一応、理解出来るだけの知能は有ったらしい。
「アンタらみたいのが言いそうな事ってのは既にテンプレ化されてんだが、その様子だとまんまその通りだったみたいだなぁ。んで、見ての通りそれに対する回答も用意されてる。これ以上何か喋りたいんだったら、ここには書かれていない事にしてくれ。時間の無駄だから」
提示してみせたのは有名な例のコピペ。
所謂模範解答と言うやつである。
「アンタ何様のつもりよ!」
――俺様のつもりですが何か? で、確かにそれは書かれていないな。
心の中で苦笑しながら、丼に置いてあった箸を手に取り、奴の目の前に転がしてやる。
「何のつもりよ……」
俺の意図をはかりかねて、唐竹頭が訝しげな声をあげる。
「そもそもさ、浮気する人間なんてのは便所に落ちた箸みたいなモンなんだよ。それも、誰が使ってるかもわからん公園とか駅の公衆便所な」
転がした箸を手に取り、再び丼に添える。
「いくら『綺麗に洗いました』『消毒しました』『衛生的に問題ありません』なんて言われたところで、また使おうなんて思わんよ。使える人は居るかもしれないが、少なくとも俺には無理だ。『二度と落としません』なんて言われたところで、既に落っこちてる事実は変えようも無いんだよ。使おうとする度に、『この箸は便所に落ちてたんだよなぁ』なんて考えたくねーしな」
そこまで言って、唐竹頭の隣に視線を移す。
さっきから一言も口を開かずにこちらを窺っているソイツに声をかける。
「だから、いい加減俺に絡むの止めてくれねーか? 俺にとってアンタは既に不愉快な存在でしかねーんだわ。彼氏いるのに他の男とヤるとか、そっちの男の方が好きなんだろ? だったらその男と堂々と付き合えば良い。とっとと俺から離れた所で勝手に幸せになってくれ。尤も――」
我ながら酷い事を言う自覚はあるが、好い加減ウザくてしょうがない。堪忍袋の緒は切れる為に有るんだぜ?

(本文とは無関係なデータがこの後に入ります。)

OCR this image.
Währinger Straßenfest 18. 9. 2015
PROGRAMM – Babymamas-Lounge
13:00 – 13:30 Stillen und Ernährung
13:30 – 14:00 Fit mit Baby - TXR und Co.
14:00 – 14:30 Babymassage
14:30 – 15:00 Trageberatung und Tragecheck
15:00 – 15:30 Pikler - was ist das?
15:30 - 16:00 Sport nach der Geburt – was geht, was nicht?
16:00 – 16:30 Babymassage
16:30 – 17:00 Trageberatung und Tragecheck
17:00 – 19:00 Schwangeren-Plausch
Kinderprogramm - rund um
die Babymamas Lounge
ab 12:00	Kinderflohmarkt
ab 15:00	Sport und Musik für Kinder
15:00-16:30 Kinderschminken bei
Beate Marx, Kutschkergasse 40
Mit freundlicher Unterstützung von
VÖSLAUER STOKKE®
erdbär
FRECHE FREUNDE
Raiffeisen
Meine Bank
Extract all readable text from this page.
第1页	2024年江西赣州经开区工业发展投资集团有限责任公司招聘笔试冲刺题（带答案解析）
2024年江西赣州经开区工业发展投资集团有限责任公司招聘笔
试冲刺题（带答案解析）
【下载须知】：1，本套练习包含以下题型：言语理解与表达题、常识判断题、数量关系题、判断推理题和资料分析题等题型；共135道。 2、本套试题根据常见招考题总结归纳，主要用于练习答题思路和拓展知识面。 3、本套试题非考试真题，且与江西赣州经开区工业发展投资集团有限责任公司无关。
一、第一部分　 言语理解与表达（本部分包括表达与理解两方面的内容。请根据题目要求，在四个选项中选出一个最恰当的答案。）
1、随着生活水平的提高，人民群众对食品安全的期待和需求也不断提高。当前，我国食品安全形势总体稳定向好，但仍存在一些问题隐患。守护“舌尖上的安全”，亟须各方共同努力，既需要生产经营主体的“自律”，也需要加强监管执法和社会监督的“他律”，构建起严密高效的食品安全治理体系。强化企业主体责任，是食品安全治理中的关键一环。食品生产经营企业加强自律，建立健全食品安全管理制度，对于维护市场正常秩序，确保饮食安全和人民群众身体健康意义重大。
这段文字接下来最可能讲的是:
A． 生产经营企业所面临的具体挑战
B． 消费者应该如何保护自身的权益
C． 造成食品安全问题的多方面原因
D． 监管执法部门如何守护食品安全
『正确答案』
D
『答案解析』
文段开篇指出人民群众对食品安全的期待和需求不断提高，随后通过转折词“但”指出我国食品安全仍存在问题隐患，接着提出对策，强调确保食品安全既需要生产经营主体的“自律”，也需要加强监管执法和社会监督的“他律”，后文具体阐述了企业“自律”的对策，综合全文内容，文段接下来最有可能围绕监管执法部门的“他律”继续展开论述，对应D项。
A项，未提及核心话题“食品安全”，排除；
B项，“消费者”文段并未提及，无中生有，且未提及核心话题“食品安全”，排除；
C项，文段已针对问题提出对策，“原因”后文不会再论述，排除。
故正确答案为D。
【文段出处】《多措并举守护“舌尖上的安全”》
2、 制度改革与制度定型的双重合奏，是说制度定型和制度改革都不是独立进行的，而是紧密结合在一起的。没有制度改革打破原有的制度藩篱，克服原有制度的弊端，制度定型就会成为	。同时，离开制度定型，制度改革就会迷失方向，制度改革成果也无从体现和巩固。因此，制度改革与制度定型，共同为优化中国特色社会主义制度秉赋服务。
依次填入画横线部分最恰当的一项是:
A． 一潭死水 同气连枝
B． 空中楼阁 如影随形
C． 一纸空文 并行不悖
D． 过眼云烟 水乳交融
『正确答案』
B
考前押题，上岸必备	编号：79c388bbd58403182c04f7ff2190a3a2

「―― 便所の暗がりでコソコソしてたゴキブリが、日の当たる所に出て来たところでカブトムシになる訳じゃねーけどな」
言葉を吐き捨てる。こんだけ言われてま理解出来ないようなら、また色々考えないとだなぁ。などと、頭の片隅で酷く冷静に考えながら。
「アンタ! よくそんな酷いこと言えるわね!」
―― 自覚は有るんだから、態々言われるまでもねーよ。
「言わせてんのはアンタらだろ? 頼みもしないのに勝手に寄ってきては妄言垂れ流しやがって。実は言葉責めされたくて辛抱たまらん欲しがり屋さんか? 俺にはそう言った趣味は無いから、そういう意味でも二度と俺に近寄んな」
言いたい事は言ったし、話は終わりとばかりにスマホに視線を落として適当にブクマをザッピングする。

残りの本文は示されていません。